Canada’s inflation cooled in July, but one prominent Bay Street economist said the latest data will compel the Bank of Canada to stay the course with its rate-hiking plans.
“There’s nothing here, even when you look through the various components, that’s going to knock the Bank of Canada off its aggressive posture,” David Rosenberg, the founder and president of Rosenberg Research, said in a TV interview on Tuesday.
Statistics Canada reported Tuesday morning that the consumer price index rose 7.6 per cent year-over-year in July, modestly down from the peak in June when the inflation rate hit a near 40-year high of 8.1 per cent.
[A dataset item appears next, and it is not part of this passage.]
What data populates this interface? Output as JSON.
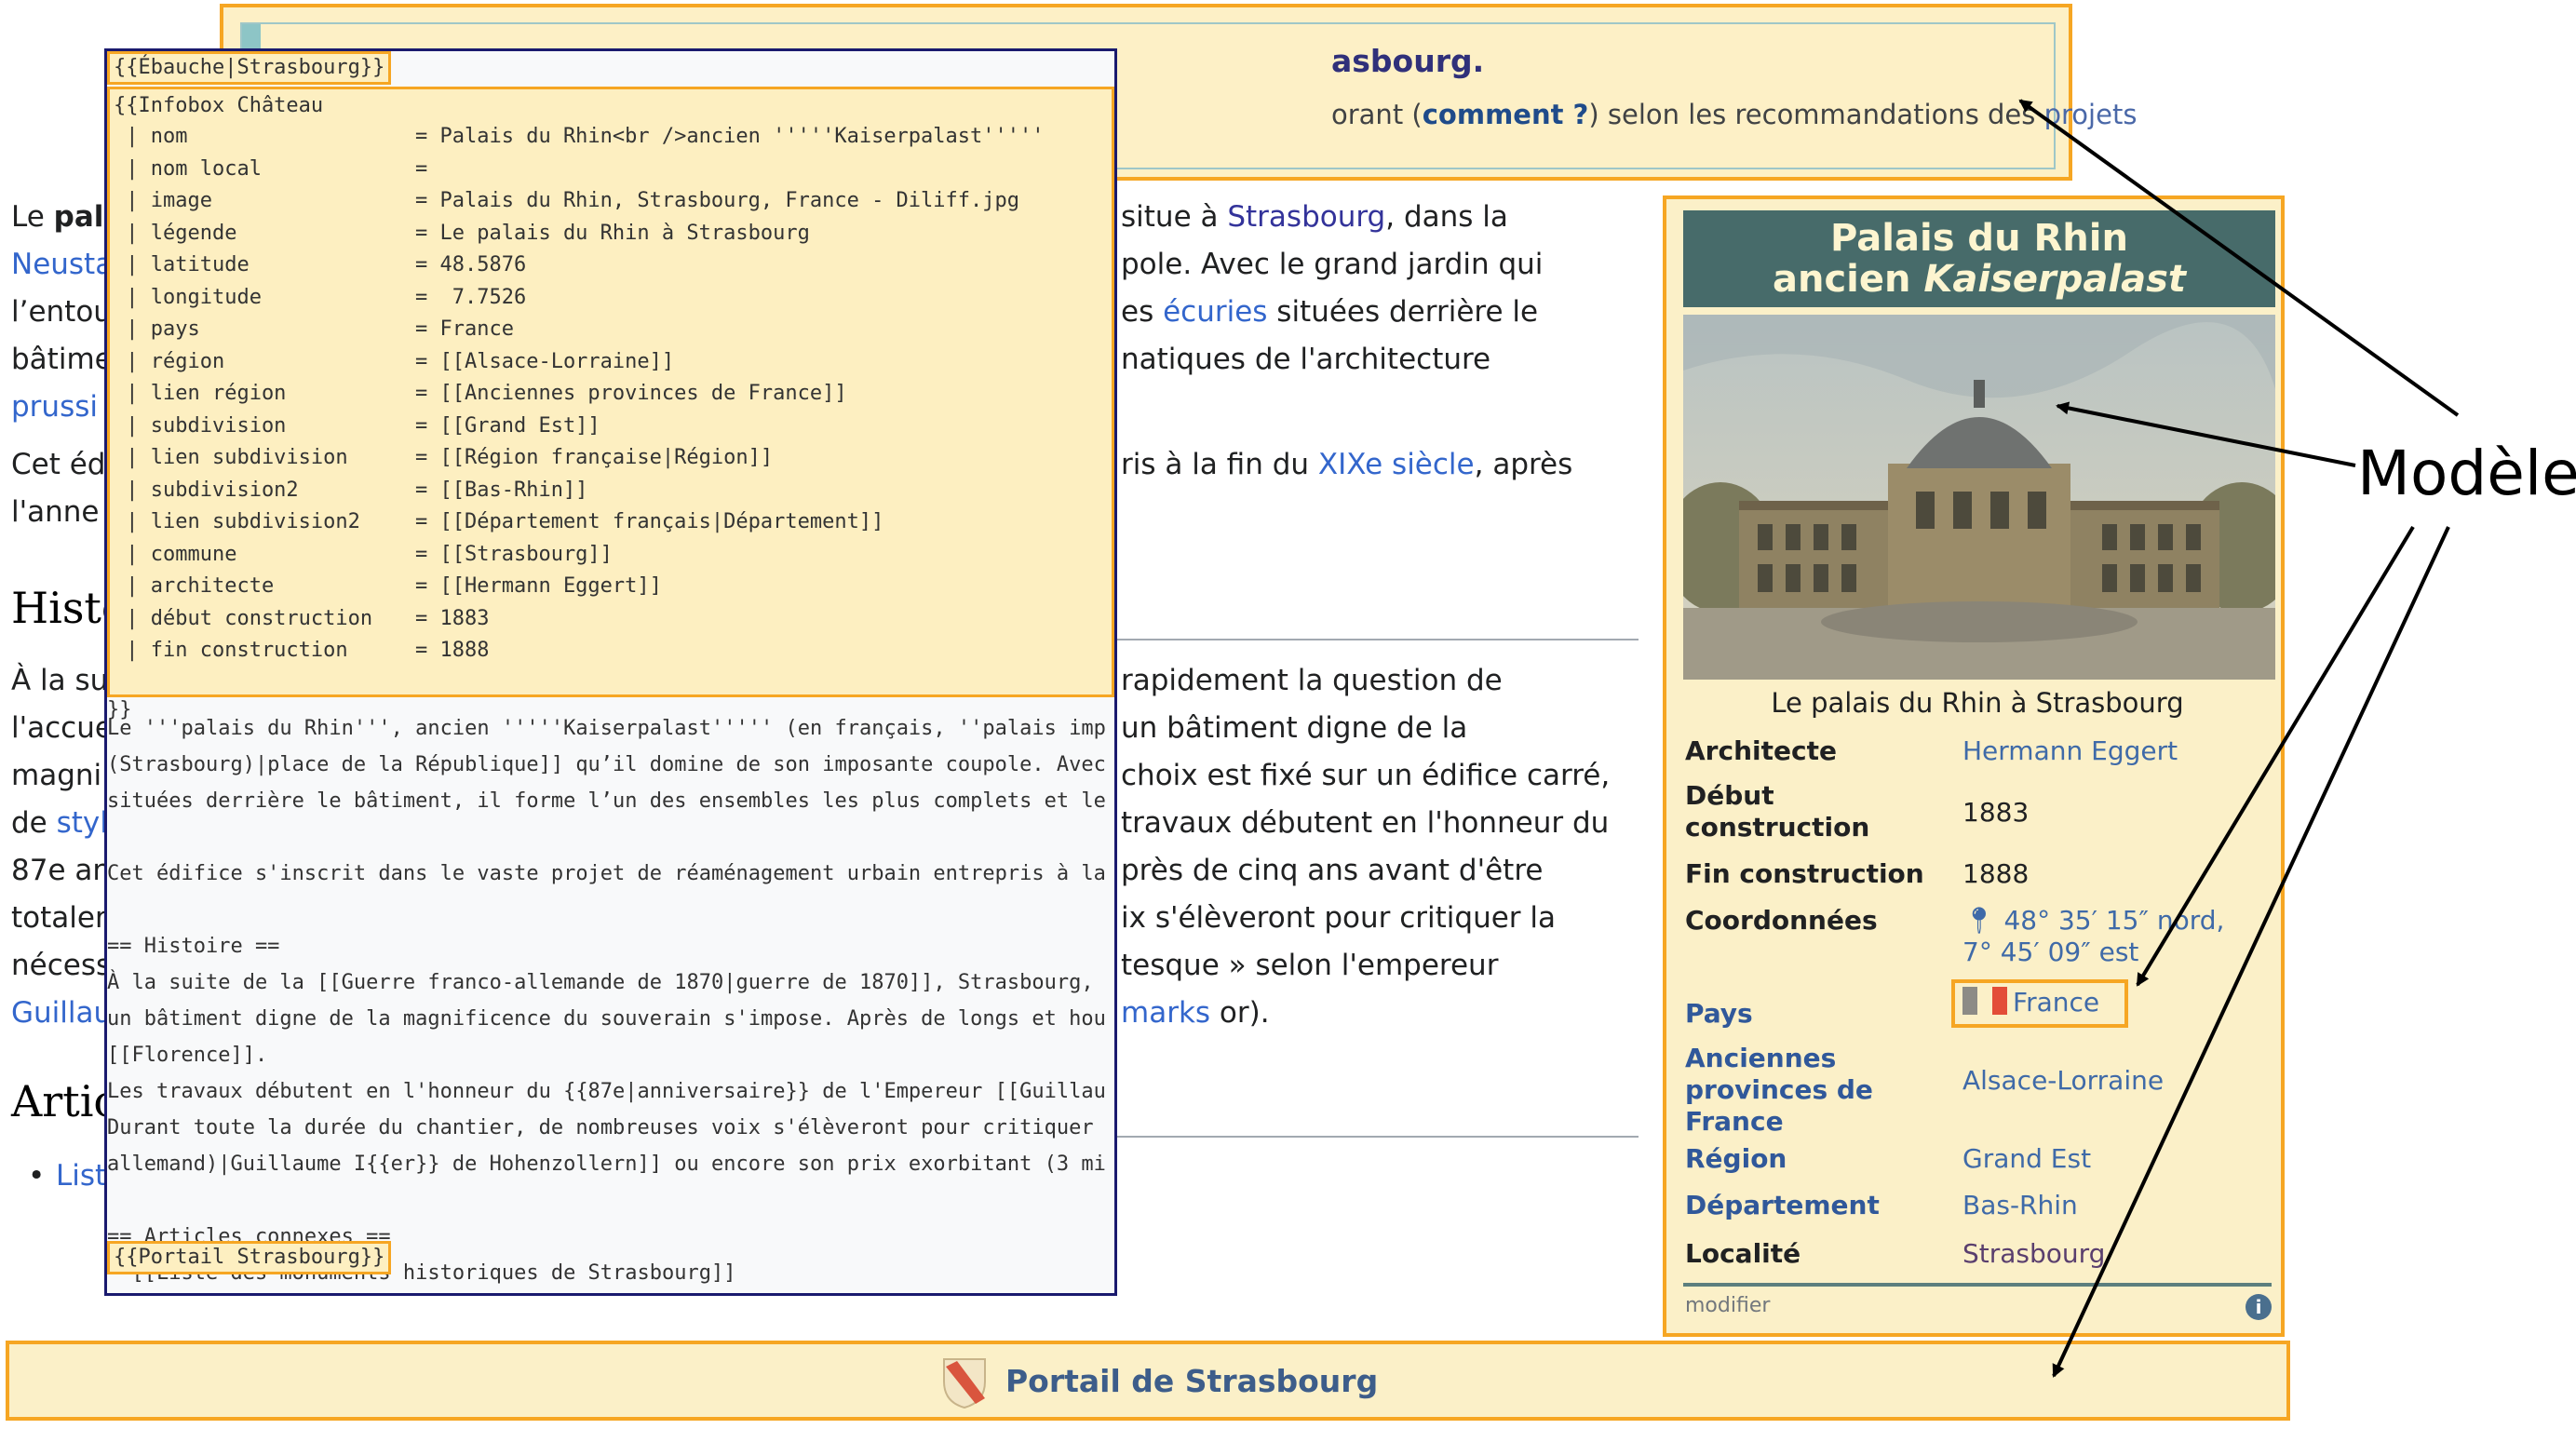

"Let's face it, 7.6 per cent headline inflation rate might be off the peak, but when you consider that we were at 4.8 per cent at the end of 2021, we were 3.7 per cent a year ago. So, we're basically double where we were this time last year, and, it is the third-highest print in the past four decades," he said. 
Gasoline prices fell the most since the start of the pandemic, contributing to the cooldown. The cost of living rose 6.6 per cent compared to a 6.5 per cent rise in June.
"I would say that the odds are high after this report that they (the Bank of Canada) do go 75 basis points. I guess there's an outside chance they go can 50 (basis points). We've become almost numb to the fact going 75 or 100 basis points these days is normal. A year ago, going 50 basis points would have been a shock, just to put it in perspective," Rosenberg added. 
The Bank of Canada began to hike interest rates in March to wrestle runaway inflation back down to the two per cent target.
"Shrinking their balance sheets, on top of rate hikes, into an inverted yield curve, is playing with fire as far as the economy is concerned," Rosenberg cautioned. 
"I think a recession is actually unavoidable for the Bank of Canada. It might be desirable to crush inflation because that's their number one priority right now."